Мать Ирмы Френо только что приходила к Дейлу. Криков и истерик не было, но вышла она из кабинета начальника полиции вся в слезах, бледная как смерть. Они еще не могут утверждать, что маленькая девочка стала третьей жертвой Рыбака, но…
– Бобби, мне пришлось, – говорит Дэнни. – В машине я один, говорить об этом по рации не хотел, поэтому должен был найти телефон. Если бы я оставил велосипед на тротуаре, к нему прикоснулся бы кто‑то еще. Украл. Велосипед хороший, трехскоростной «Швинн». Лучше, чем у моего сына, скажу я тебе.
– Где ты сейчас?
– У магазина «С семи до одиннадцати», на холме на 35‑м.
Местоположение велосипеда и кроссовки я отметил мелом. Работал в перчатках, кроссовку положил в мешочек для вещественных доказательств. – Голос Дэнни звучит все тревожнее. Бобби понимает, что тот сейчас чувствует, знает, как тяжело дался Дэнни этот выбор. Выезжать на смену в одиночку – удовольствие маленькое, но большего числа полицейских (с полным рабочим днем и занятых частично) бюджет Френч‑Лэндинга не позволяет. Если, конечно, ситуация с Рыбаком не выйдет из‑под контроля. В этом случае отцы города, безусловно, найдут возможность перераспределить бюджетные средства.
«Может, она уже вышла из‑под контроля», – думает Бобби.
– Ладно, Дэнни. Я тебя понимаю.
«Поймет его Дейл или нет – это совсем другая история», думает он.
Дэнни понижает голос:
– Никого не будет волновать, что я нарушил некоторые правила, не так ли? Я хочу сказать, если мы поймаем подозреваемого. И дело пойдет в суд.
– Я думаю, это решать Дейлу. – И тут же Бобби осеняет: все звонки по этому телефонному аппарату автоматически записываются. Бобби тут же решает, что звукозаписывающая аппаратура вышла из строя и в два часа дня не работала.
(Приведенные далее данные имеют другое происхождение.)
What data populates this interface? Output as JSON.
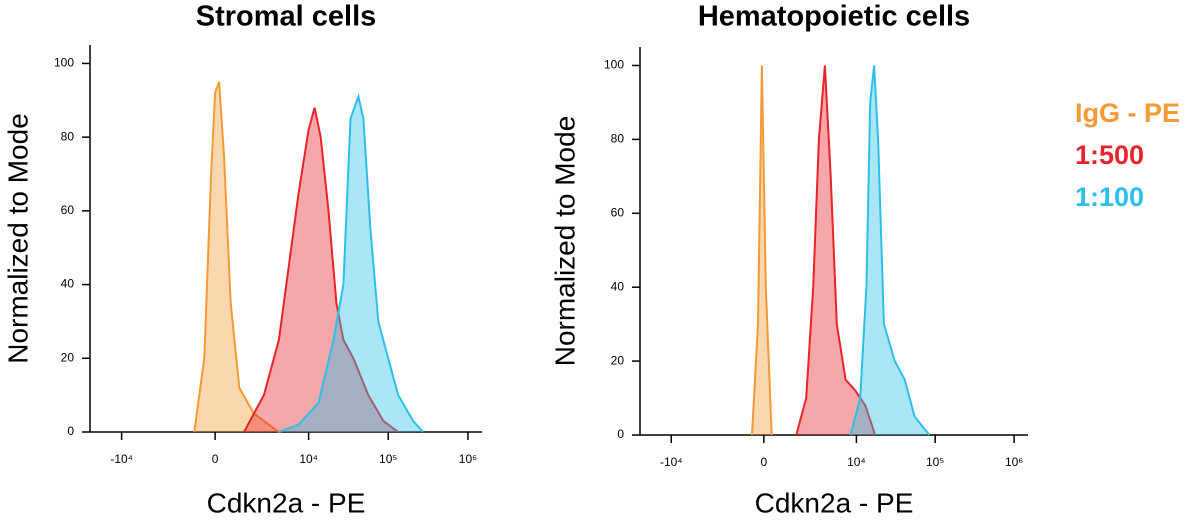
{
  "chart_data": [
    {
      "type": "area",
      "title": "Stromal cells",
      "x_label": "Cdkn2a - PE",
      "y_label": "Normalized to Mode",
      "xscale": "biexponential",
      "xlim": [
        -25000,
        1500000
      ],
      "xticks": [
        {
          "value": -10000,
          "label": "-10⁴"
        },
        0,
        {
          "value": 10000,
          "label": "10⁴"
        },
        {
          "value": 100000,
          "label": "10⁵"
        },
        {
          "value": 1000000,
          "label": "10⁶"
        }
      ],
      "ylim": [
        0,
        105
      ],
      "yticks": [
        0,
        20,
        40,
        60,
        80,
        100
      ],
      "series": [
        {
          "color": "#f39a36",
          "x": [
            -860,
            -430,
            -155,
            0,
            155,
            350,
            630,
            1020,
            1850,
            4150
          ],
          "values": [
            0,
            20,
            70,
            92,
            95,
            75,
            35,
            12,
            5,
            0
          ]
        },
        {
          "color": "#e8232a",
          "x": [
            1260,
            2600,
            4150,
            5590,
            7490,
            10000,
            11900,
            14200,
            17800,
            22400,
            27400,
            36600,
            56300,
            86700,
            133500
          ],
          "values": [
            0,
            10,
            25,
            45,
            65,
            82,
            88,
            80,
            60,
            35,
            25,
            20,
            10,
            3,
            0
          ]
        },
        {
          "color": "#2cc0e8",
          "x": [
            4150,
            7490,
            13400,
            20600,
            27400,
            33600,
            42300,
            48800,
            59700,
            75200,
            100000,
            133500,
            205000,
            274000
          ],
          "values": [
            0,
            2,
            8,
            25,
            40,
            85,
            91,
            85,
            55,
            30,
            20,
            10,
            3,
            0
          ]
        }
      ]
    },
    {
      "type": "area",
      "title": "Hematopoietic cells",
      "x_label": "Cdkn2a - PE",
      "y_label": "Normalized to Mode",
      "xscale": "biexponential",
      "xlim": [
        -25000,
        1500000
      ],
      "xticks": [
        {
          "value": -10000,
          "label": "-10⁴"
        },
        0,
        {
          "value": 10000,
          "label": "10⁴"
        },
        {
          "value": 100000,
          "label": "10⁵"
        },
        {
          "value": 1000000,
          "label": "10⁶"
        }
      ],
      "ylim": [
        0,
        105
      ],
      "yticks": [
        0,
        20,
        40,
        60,
        80,
        100
      ],
      "series": [
        {
          "name": "IgG - PE",
          "color": "#f39a36",
          "x": [
            -475,
            -233,
            -78,
            78,
            312
          ],
          "values": [
            0,
            30,
            100,
            40,
            0
          ]
        },
        {
          "name": "1:500",
          "color": "#e8232a",
          "x": [
            1476,
            2130,
            2690,
            3230,
            3890,
            4650,
            5590,
            7280,
            9720,
            13000,
            17300
          ],
          "values": [
            0,
            10,
            40,
            80,
            100,
            70,
            30,
            15,
            12,
            8,
            0
          ]
        },
        {
          "name": "1:100",
          "color": "#2cc0e8",
          "x": [
            8420,
            11200,
            13400,
            15000,
            16800,
            18900,
            22400,
            30800,
            41100,
            54800,
            84300
          ],
          "values": [
            0,
            10,
            40,
            90,
            100,
            80,
            30,
            20,
            15,
            5,
            0
          ]
        }
      ]
    }
  ]
}
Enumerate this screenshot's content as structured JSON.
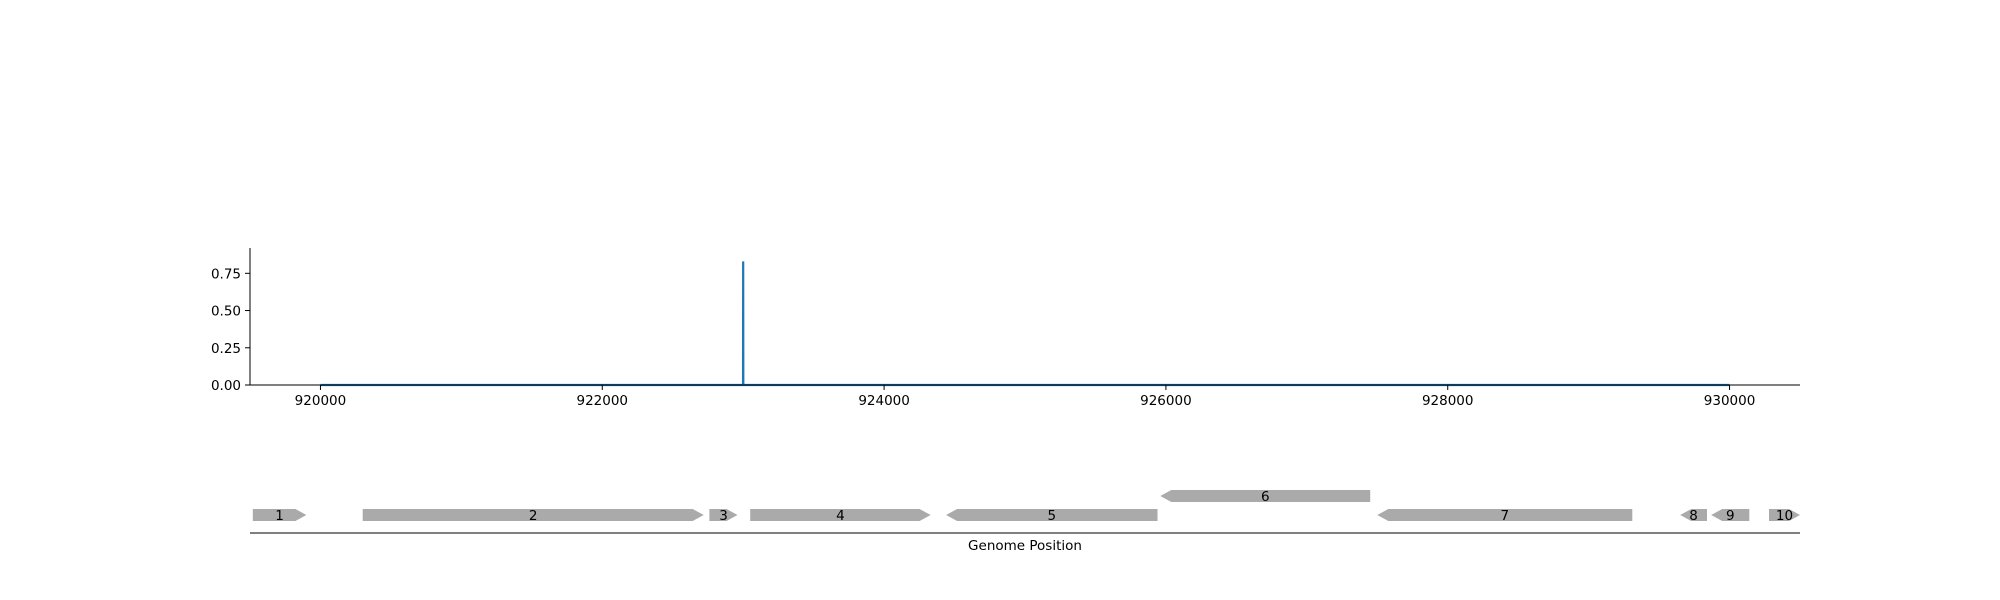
{
  "chart_data": [
    {
      "type": "line",
      "title": "",
      "xlabel": "",
      "ylabel": "",
      "xlim": [
        919500,
        930500
      ],
      "ylim": [
        0,
        0.92
      ],
      "x_ticks": [
        920000,
        922000,
        924000,
        926000,
        928000,
        930000
      ],
      "y_ticks": [
        0.0,
        0.25,
        0.5,
        0.75
      ],
      "y_tick_labels": [
        "0.00",
        "0.25",
        "0.50",
        "0.75"
      ],
      "x_tick_labels": [
        "920000",
        "922000",
        "924000",
        "926000",
        "928000",
        "930000"
      ],
      "grid": false,
      "color": "#1f77b4",
      "series": [
        {
          "x": [
            920000,
            922999,
            923000,
            923001,
            930000
          ],
          "y": [
            0,
            0,
            0.83,
            0,
            0
          ]
        }
      ]
    },
    {
      "type": "gene-track",
      "xlabel": "Genome Position",
      "xlim": [
        919500,
        930500
      ],
      "color": "#aaaaaa",
      "genes": [
        {
          "label": "1",
          "start": 919520,
          "end": 919900,
          "strand": "+",
          "row": 0
        },
        {
          "label": "2",
          "start": 920300,
          "end": 922720,
          "strand": "+",
          "row": 0
        },
        {
          "label": "3",
          "start": 922760,
          "end": 922960,
          "strand": "+",
          "row": 0
        },
        {
          "label": "4",
          "start": 923050,
          "end": 924330,
          "strand": "+",
          "row": 0
        },
        {
          "label": "5",
          "start": 924440,
          "end": 925940,
          "strand": "-",
          "row": 0
        },
        {
          "label": "6",
          "start": 925960,
          "end": 927450,
          "strand": "-",
          "row": 1
        },
        {
          "label": "7",
          "start": 927500,
          "end": 929310,
          "strand": "-",
          "row": 0
        },
        {
          "label": "8",
          "start": 929650,
          "end": 929840,
          "strand": "-",
          "row": 0
        },
        {
          "label": "9",
          "start": 929870,
          "end": 930140,
          "strand": "-",
          "row": 0
        },
        {
          "label": "10",
          "start": 930280,
          "end": 930500,
          "strand": "+",
          "row": 0
        }
      ]
    }
  ]
}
– И знаешь, что я тебе еще скажу? – говорит Дэнни. – Самое главное? Я не хотел, чтобы люди это видели. Увидев велосипед, который стоит сам по себе, не надо быть гребаным Шерлоком Холмсом, чтобы прийти к конкретному выводу. А люди слишком близко подошли к панической черте, особенно после этой чертовой безответственной статьи в утренней газете. Поэтому я и не хотел звонить из «Макстона».
– Я сейчас переключу тебя на Дейла. Тебе лучше поговорить с ним.
– Все равно деваться некуда, – грустно ответствует Дэнни.
* * *
В кабинете Дейла Гилбертсона на доске объявлений увеличенные фотографии Эми Сен‑Пьер и Джонни Иркенхэма. Он боится, что скоро к ним добавится третья – Ирмы Френо. Под двумя фотографиями за столом сидит сам Дейл и курит «Мальборо 100». Работает вентилятор. Дейл надеется, что он разгонит дым. Сара убьет его, если узнает, что он вновь начал курить, но, святой Боже, должен же он как‑то снимать стресс.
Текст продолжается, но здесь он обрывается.